Let’s take a quick look at the four divisional games this weekend:
Packers at Falcons.
What we know. The Packers suffered a heartbreaking 20-17 loss to the Falcons in week 12 that came down to Matt Wilhelm committing a stupid face mask penalty on a late kickoff return that gave the Falcons great field goal position with under a minute to go. A 47-yard Matt Bryant field goal with nine seconds left resulted in the winning score.
What we don’t know. The Packers, like much of their season, could not run the ball in week 12. But James Starks, with a 123-yard rushing performance, gave Green Bay the offensive balance last week over the Eagles that they had been seeking all season. Can he do it again over a better defense? Can the Packers offense as a whole, which has been a bit of a Jekyll and Hyde show as of late, score enough to send the Falcons to only their second home loss of the season? In what should be a terrific match-up, I’m guessing not. Falcons 27, Packers 20.
Ravens at Steelers.
What we know. These teams, two of the most physical in football, usually beat the hell out of each other in close, low-scoring games. The division rivals split their games this year with each winning on the other’s field.
What we don’t know. In the age-old battle of rest vs. rust, will the Steelers be able to shake off a team coming off the only dominant victory in the Wild Card round? Since before playing the Chiefs, the Ravens hadn’t had a decisive victory since a week 11 rout of the awful Carolina Panthers, I’m saying yes. It’s also worth mentioning that when the Ravens beat the Steelers in week four, Charlie Batch was behind center for the Steelers. Not this time. Steelers 17, Ravens 10.
Jets at Patriots.
What we know. This time, according to Jets head coach Rex Ryan, it’s personal.
What we don’t know.
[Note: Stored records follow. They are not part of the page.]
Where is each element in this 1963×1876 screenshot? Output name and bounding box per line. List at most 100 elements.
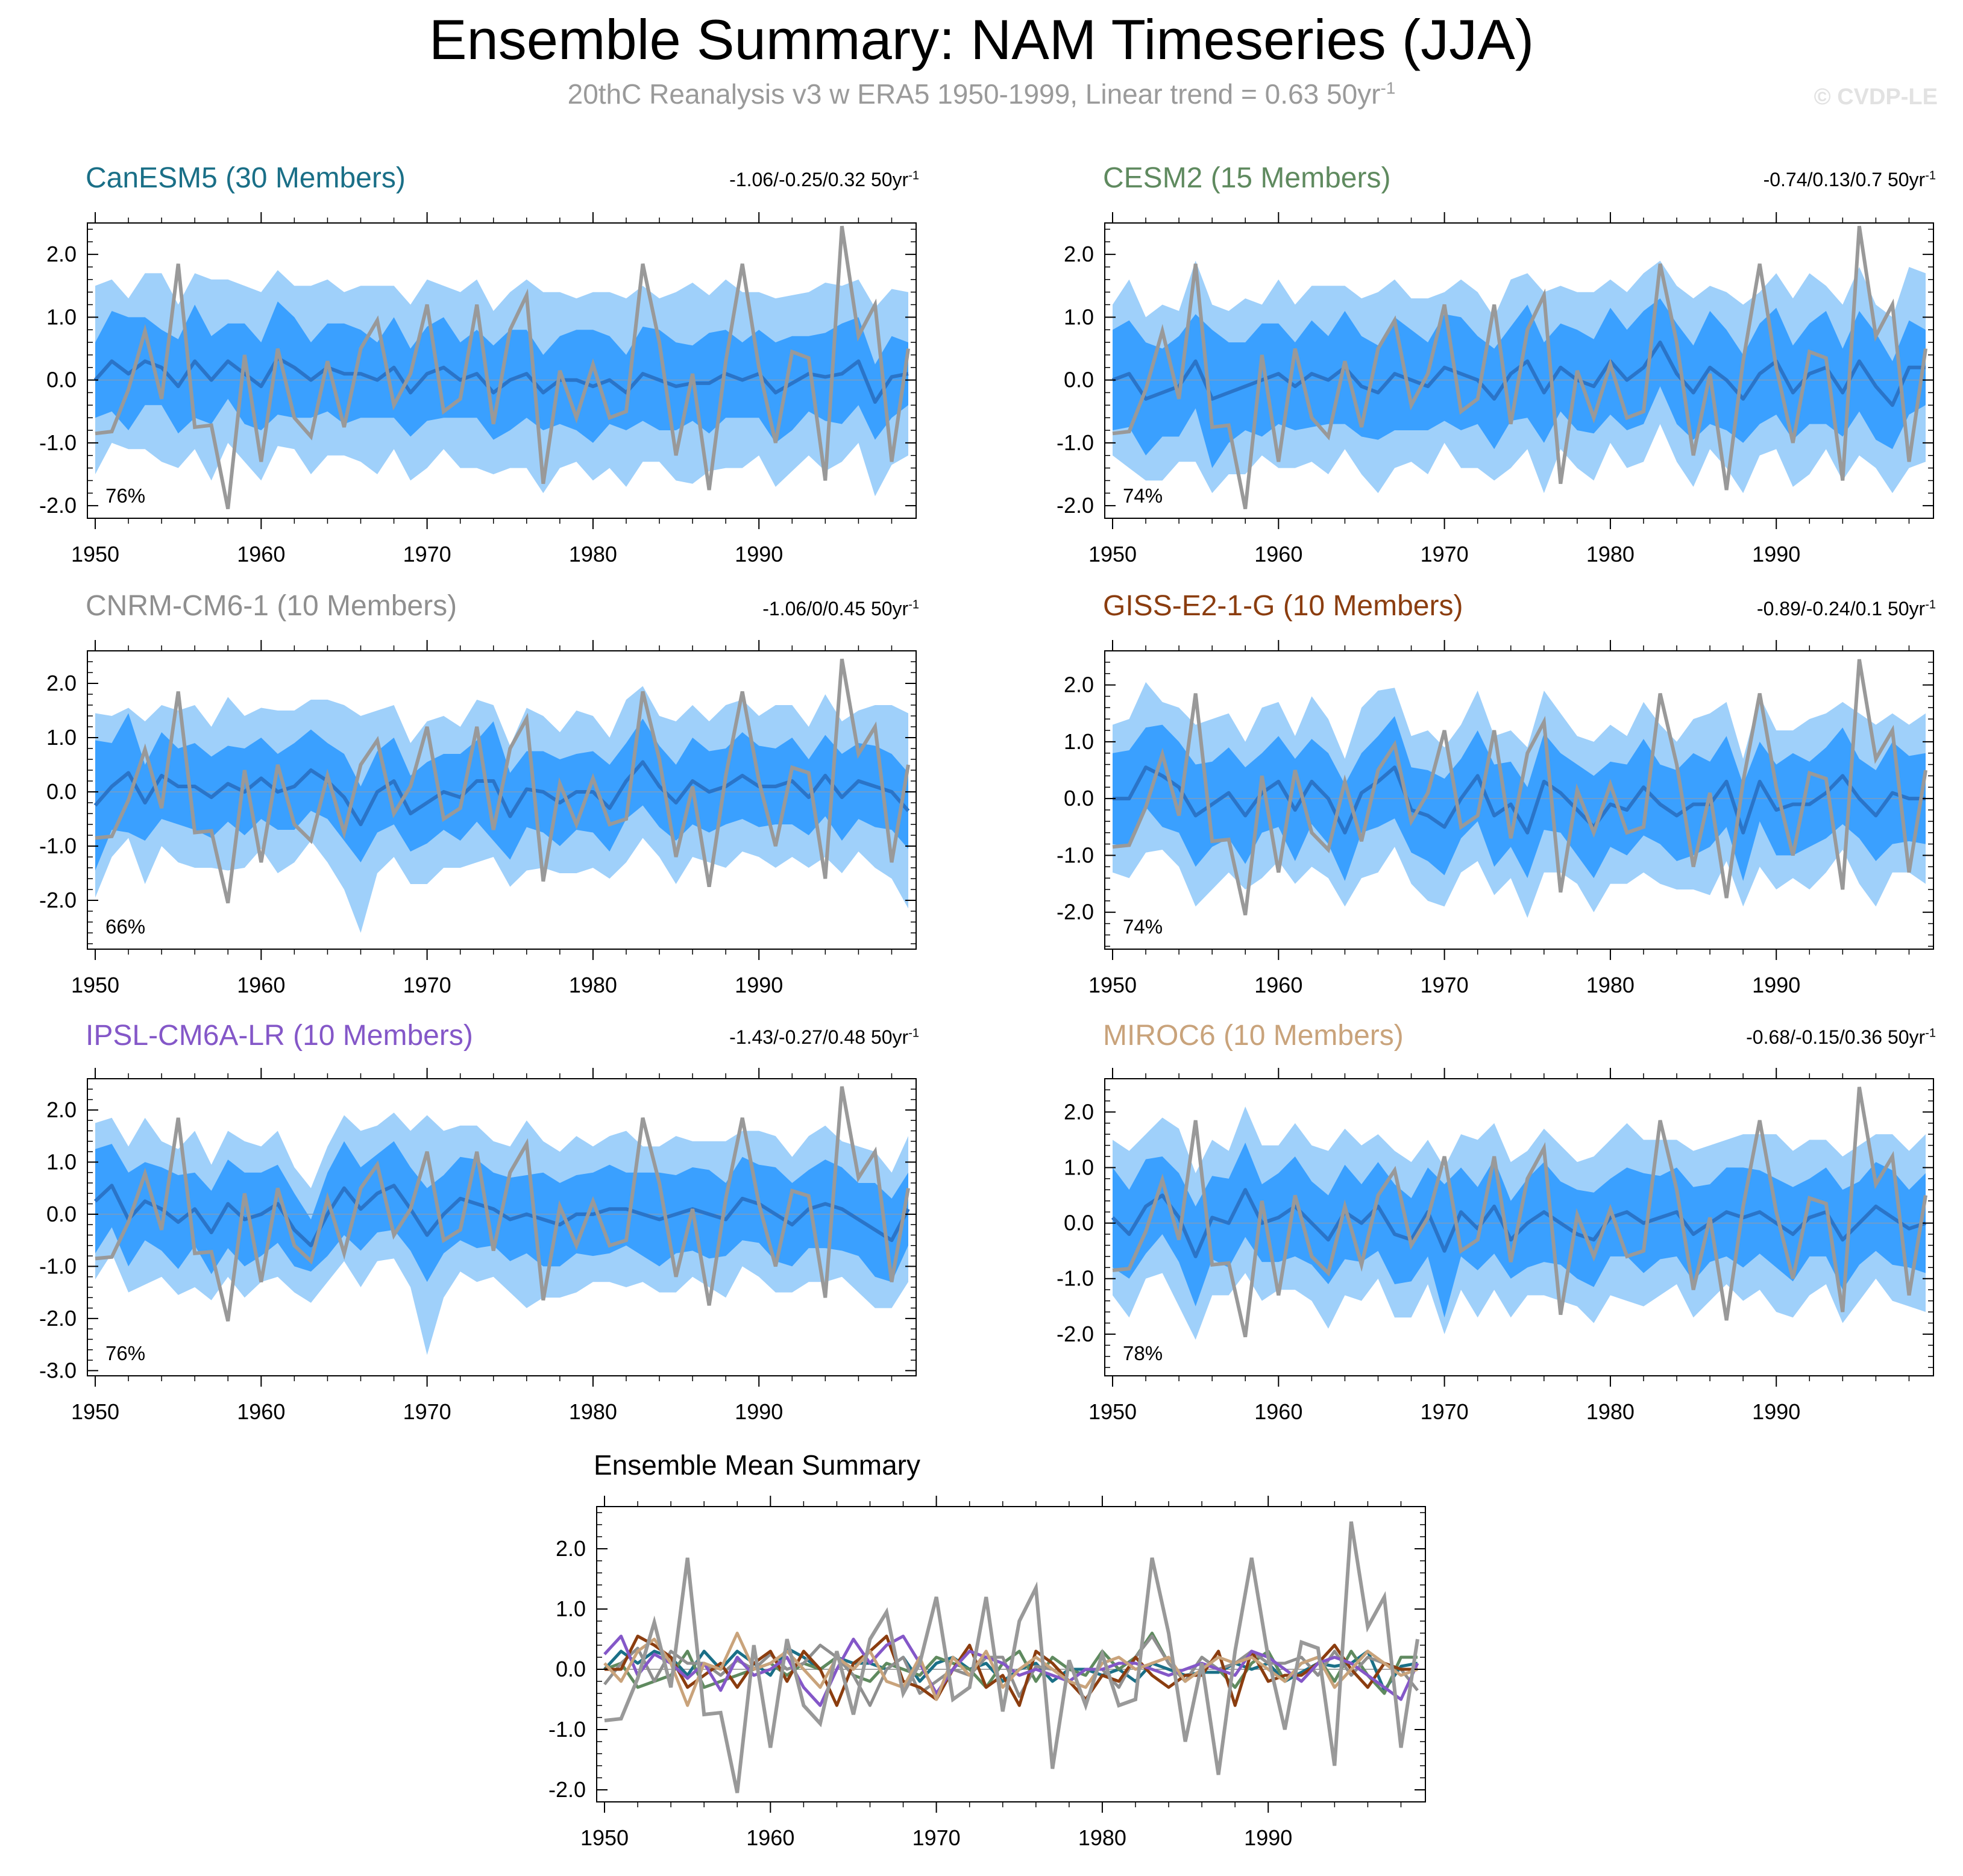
y-tick-label: -1.0 [39,1253,77,1278]
percent-label: 76% [105,485,145,507]
percent-label: 74% [1123,485,1163,507]
panel-stat-giss: -0.89/-0.24/0.1 50yr-1 [1757,598,1936,620]
x-tick-label: 1960 [746,1825,794,1850]
subtitle-superscript: -1 [1380,78,1396,98]
panel-title-ipsl: IPSL-CM6A-LR (10 Members) [86,1020,473,1052]
chart-panel-4: 2.0 1.0 0.0 -1.0 -2.0 -3.0 1950 1960 1970 1980 199… [39,1068,917,1424]
ensemble-mean-line [1111,1188,1926,1258]
y-tick-label: 2.0 [46,242,77,266]
y-tick-label: 0.0 [46,779,77,804]
ensemble-mean-line [1113,765,1926,835]
figure-subtitle: 20thC Reanalysis v3 w ERA5 1950-1999, Li… [0,78,1963,110]
plot-area [1105,659,1933,918]
panel-title-giss: GISS-E2-1-G (10 Members) [1103,590,1463,622]
x-tick-label: 1980 [1078,1825,1126,1850]
observation-line [95,1086,910,1322]
plot-frame [1104,222,1934,519]
stat-text: -1.06/-0.25/0.32 50yr [729,169,909,190]
stat-superscript: -1 [908,598,919,612]
y-tick-label: -2.0 [1057,1322,1094,1346]
x-tick-label: 1990 [735,542,783,566]
panel-title-canesm5: CanESM5 (30 Members) [86,162,406,194]
x-tick-label: 1950 [1088,1399,1137,1424]
plot-area [87,225,916,509]
chart-panel-1: 2.0 1.0 0.0 -1.0 -2.0 1950 1960 1970 1980 1990 74% [1057,212,1934,566]
percent-label: 74% [1123,915,1163,938]
stat-text: -0.89/-0.24/0.1 50yr [1756,598,1926,620]
y-tick-label: -3.0 [39,1358,77,1382]
y-tick-label: 0.0 [1064,786,1094,811]
x-tick-label: 1990 [1752,973,1800,997]
panel-stat-cesm2: -0.74/0.13/0.7 50yr-1 [1764,169,1936,191]
y-tick-label: 2.0 [1064,1099,1094,1124]
y-tick-label: -1.0 [39,833,77,858]
stat-text: -0.74/0.13/0.7 50yr [1763,169,1926,190]
chart-panel-3: 2.0 1.0 0.0 -1.0 -2.0 1950 1960 1970 1980 1990 74% [1057,640,1934,997]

Is there any reason to believe this Jets team is any different than the one that lost to the Patriots in Foxboro 45-3 in week 13? More importantly, is there any reason to believe the Patriots, after a week off, are any different from the team that laid that whipping on the Jets? I say no. New England 35, Jets 17.
Seahawks at Bears.
What we know. The 7-9 Seahawks had undoubtedly the most impressive win of Wild Card weekend, shocking the defending champs the New Orleans Saints 41-36. A team that many said didn’t belong certainly looked played like they did last Saturday. Oh, and the Seahawks beat the Bears in week 6.
What we don’t know. Can the Seahawks, and particularly Matt Hasselbeck, catch lightning in a bottle again against an immeasurably better defense in the Chicago Bears? Can the Bears win their first postseason game in four years, when by coincidence they beat Seattle en route to the Super Bowl? Can Jay Cutler, who many feel is the worst quarterback remaining in the playoffs (hey, it’s either him or Mark Sanchez), play a relatively mistake-free game in a contest where really all the pressure is on him and his offense to produce? I say sure. Bears 24, Seahawks 13.
Enjoy the games. And, Packers fans, if the Green and Gold come up short Saturday night, remember the good times. Specifically, the ones you were enjoying 10 years ago today.